Christine de Pizan

Christine de Pizan
The Writer Christine de Pizan at Her Desk

Tuesday, April 14, 2015

Theophanu, Empress and Regent

Theophanu, Holy Roman empress (crowned on 14 April 972)


There is so much unknown about the Byzantine noblewoman Theophanu (sometimes known as "Theophania")--not her parentage, not the date of her birth, nor even the exact reason why she was married to Otto II, Holy Roman emperor (he had expected another princess, someone "born to the purple" [porphyrogenita]). We know that she was crowned empress on 14 April 972.

Theophanu,
St. Dionysius Church,
Eschwege, Hesse, Germany
Theophanu was well-educated and capable, traveling with her husband, interested--and participating--in the government of the empire, and generally scandalizing many in the Saxon court (she talked, she bathed, and she used a fork!).

She produced an heir, another Otto, for her husband and three daughters, Sophia, Adelaide, and Matilda (another baby, a twin girl to Otto, died at birth). But Theophanu's husband, Otto II, died in 983.

Since the new emperor, Otto III, was just three years old, Theophanu became Empress Regent. In her efforts, she was supported by her husband's mother, Adelaide of Burgundy.

Despite their differences, the two women worked together. Theophanu governed until her death in 991, after which the sixty-year-old Adelaide took over the role as regent.

A number of letters to Theophanu can be found at the Epistolae: Medieval Women's Latin Letters website.
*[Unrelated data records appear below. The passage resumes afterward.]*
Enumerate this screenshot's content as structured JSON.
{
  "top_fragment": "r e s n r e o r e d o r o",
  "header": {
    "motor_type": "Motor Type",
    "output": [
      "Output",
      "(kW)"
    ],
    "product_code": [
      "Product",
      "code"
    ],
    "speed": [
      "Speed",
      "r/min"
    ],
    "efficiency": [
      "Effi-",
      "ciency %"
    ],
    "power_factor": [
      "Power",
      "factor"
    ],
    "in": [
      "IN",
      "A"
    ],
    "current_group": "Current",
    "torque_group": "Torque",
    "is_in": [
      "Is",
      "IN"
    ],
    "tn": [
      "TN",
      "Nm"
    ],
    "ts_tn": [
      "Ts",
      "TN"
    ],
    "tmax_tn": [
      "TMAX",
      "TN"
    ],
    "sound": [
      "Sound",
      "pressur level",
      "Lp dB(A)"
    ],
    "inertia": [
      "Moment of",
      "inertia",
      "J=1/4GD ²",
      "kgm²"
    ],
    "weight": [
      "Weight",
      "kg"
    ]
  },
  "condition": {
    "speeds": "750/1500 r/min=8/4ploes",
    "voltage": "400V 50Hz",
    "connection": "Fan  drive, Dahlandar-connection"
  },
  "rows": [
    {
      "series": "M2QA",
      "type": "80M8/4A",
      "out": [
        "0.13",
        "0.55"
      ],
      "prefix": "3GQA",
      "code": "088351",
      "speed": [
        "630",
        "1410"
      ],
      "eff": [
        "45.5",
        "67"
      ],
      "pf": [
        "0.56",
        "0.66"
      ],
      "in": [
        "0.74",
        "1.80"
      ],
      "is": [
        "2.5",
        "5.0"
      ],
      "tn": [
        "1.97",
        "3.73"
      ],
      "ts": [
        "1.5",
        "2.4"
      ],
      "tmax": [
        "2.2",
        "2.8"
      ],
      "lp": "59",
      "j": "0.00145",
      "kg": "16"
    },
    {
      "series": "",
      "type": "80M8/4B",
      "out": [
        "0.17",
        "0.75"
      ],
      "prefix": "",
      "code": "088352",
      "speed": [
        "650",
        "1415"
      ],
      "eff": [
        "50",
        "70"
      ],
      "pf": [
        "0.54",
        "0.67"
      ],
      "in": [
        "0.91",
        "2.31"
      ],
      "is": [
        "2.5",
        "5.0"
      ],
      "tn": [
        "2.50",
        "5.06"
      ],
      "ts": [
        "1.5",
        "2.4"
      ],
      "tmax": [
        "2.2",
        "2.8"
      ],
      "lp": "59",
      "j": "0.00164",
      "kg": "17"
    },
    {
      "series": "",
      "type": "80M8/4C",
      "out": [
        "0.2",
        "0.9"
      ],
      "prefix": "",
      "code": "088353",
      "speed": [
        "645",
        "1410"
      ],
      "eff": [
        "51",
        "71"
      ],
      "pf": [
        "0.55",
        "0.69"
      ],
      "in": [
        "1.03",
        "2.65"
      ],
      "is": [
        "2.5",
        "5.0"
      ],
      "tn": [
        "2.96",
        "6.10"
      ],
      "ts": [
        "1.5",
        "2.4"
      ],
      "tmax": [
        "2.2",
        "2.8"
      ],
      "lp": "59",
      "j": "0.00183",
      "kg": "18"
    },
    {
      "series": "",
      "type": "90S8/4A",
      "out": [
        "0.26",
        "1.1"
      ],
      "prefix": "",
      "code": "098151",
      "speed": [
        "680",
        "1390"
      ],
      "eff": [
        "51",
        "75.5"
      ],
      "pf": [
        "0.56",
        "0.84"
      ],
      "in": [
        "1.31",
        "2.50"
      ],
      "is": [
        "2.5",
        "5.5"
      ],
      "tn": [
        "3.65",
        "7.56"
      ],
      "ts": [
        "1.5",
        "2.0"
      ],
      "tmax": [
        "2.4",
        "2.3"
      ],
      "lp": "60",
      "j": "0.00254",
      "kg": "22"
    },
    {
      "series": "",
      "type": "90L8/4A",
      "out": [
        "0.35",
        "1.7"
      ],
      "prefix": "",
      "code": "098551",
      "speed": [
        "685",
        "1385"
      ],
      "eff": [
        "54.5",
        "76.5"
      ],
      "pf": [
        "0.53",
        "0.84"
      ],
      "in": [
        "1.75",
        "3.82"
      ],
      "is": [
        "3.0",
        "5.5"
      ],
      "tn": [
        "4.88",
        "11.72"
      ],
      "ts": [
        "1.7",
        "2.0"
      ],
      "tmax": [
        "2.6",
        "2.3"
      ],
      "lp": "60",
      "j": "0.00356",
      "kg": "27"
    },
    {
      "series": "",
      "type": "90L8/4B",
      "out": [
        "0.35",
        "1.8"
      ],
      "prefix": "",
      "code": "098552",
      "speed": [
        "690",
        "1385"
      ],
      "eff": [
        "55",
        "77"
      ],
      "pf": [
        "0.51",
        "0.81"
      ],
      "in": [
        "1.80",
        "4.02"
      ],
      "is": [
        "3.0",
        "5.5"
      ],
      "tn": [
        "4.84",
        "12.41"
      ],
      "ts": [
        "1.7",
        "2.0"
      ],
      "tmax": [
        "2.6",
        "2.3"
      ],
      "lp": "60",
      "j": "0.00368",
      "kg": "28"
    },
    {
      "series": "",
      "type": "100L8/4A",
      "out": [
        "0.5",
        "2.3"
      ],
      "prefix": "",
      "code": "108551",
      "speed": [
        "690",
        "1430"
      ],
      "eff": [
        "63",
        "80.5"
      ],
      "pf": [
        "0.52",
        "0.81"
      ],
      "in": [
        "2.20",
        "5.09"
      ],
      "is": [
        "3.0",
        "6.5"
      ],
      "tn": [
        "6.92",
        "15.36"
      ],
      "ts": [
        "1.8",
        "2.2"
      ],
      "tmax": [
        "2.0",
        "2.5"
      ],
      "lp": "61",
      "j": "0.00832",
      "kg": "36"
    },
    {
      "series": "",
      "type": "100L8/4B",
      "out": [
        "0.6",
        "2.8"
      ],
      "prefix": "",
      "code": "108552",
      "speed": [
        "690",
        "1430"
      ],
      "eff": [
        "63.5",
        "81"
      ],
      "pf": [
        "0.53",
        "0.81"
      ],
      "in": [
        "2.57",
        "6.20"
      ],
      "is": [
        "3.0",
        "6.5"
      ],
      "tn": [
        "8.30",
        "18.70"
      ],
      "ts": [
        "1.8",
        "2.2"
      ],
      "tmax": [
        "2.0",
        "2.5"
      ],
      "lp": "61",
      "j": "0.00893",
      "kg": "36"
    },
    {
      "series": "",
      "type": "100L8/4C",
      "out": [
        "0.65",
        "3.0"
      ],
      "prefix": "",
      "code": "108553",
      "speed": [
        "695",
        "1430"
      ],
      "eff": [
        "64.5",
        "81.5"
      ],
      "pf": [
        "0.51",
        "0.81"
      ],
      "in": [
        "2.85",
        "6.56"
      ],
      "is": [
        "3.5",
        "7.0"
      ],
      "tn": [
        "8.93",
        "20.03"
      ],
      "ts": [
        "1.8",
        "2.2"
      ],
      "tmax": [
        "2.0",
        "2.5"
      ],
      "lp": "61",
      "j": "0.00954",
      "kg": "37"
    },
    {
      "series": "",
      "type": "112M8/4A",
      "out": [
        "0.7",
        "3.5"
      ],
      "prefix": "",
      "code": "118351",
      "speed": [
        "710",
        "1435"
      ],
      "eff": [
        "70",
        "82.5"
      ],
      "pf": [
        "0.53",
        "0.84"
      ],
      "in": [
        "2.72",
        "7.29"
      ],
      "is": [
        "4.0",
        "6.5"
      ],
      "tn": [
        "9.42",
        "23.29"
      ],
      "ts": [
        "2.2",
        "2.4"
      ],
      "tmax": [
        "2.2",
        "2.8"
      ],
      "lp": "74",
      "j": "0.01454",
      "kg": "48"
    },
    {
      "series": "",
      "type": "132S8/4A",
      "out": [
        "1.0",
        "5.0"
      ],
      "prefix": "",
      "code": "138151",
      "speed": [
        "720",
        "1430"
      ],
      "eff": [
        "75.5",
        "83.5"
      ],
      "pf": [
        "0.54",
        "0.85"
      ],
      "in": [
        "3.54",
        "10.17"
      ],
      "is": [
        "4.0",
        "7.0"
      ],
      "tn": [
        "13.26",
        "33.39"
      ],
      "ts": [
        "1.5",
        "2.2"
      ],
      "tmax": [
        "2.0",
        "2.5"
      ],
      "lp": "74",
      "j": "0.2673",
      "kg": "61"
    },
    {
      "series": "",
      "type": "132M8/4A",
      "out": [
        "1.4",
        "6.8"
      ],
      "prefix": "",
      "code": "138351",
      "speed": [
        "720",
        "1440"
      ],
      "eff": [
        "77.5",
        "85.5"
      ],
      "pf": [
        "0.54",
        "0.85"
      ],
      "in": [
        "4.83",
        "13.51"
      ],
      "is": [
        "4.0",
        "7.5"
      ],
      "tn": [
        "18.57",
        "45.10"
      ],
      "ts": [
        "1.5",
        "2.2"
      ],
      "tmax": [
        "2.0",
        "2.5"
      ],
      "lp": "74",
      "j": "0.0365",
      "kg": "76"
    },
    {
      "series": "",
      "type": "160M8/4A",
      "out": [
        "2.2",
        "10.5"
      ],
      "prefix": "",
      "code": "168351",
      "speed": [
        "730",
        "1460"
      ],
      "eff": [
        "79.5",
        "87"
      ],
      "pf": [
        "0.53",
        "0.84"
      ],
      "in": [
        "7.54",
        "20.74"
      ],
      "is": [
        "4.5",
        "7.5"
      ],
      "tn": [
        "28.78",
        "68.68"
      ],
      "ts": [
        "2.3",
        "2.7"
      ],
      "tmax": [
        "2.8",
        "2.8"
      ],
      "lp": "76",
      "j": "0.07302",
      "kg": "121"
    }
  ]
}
You can also find a biography of Adelaide of Burgundy, as well as letters to and from her, at the same site. (Adelaide was canonized as a saint in 1097.)

There is a full-length biography of Theophanu as well, Adelbert Davids's The Empress Theophano: Byzantium and the West at the Turn of the First Millennium

As a bonus for the day (!!), Theophanu's eldest daughter, Sophia (b. 975), became abbess of the royal abbey of Gandersheim, which she ruled as princess-abbess from 1001 to 1039 and where she became known as a "kingmaker" (working with her sister to ensure the election of Henry II as king of the Romans).

Theophanu's daughter Adelaide (b. 977) became abbess of Quedlinburg, which she ruled from 999 until her death in 1045. Along with her sister, the Abbess Sophia, she was influential in politics. After her elder sister's death, Adelaide eventually became abbess of Gandersheim.

Theophanu's third daughter, Matilda (b. 979), was educated at the abbey of Essen by a cousin, Mathilde, the abbess of Essen, a fascinating and influential woman in her own right . . . 

But, to get back to Theophanu and her family, Matilda was the only one of Theophanu's three daughters to marry. After some serious family conflicts about whether the girl should leave the abbey, Matilda married Ezzo, count palatine of Lotharingia, thus embarking on a secular life as countess palatine (I love that title! I want that title!). She had ten children, but died relatively young, in her mid-forties.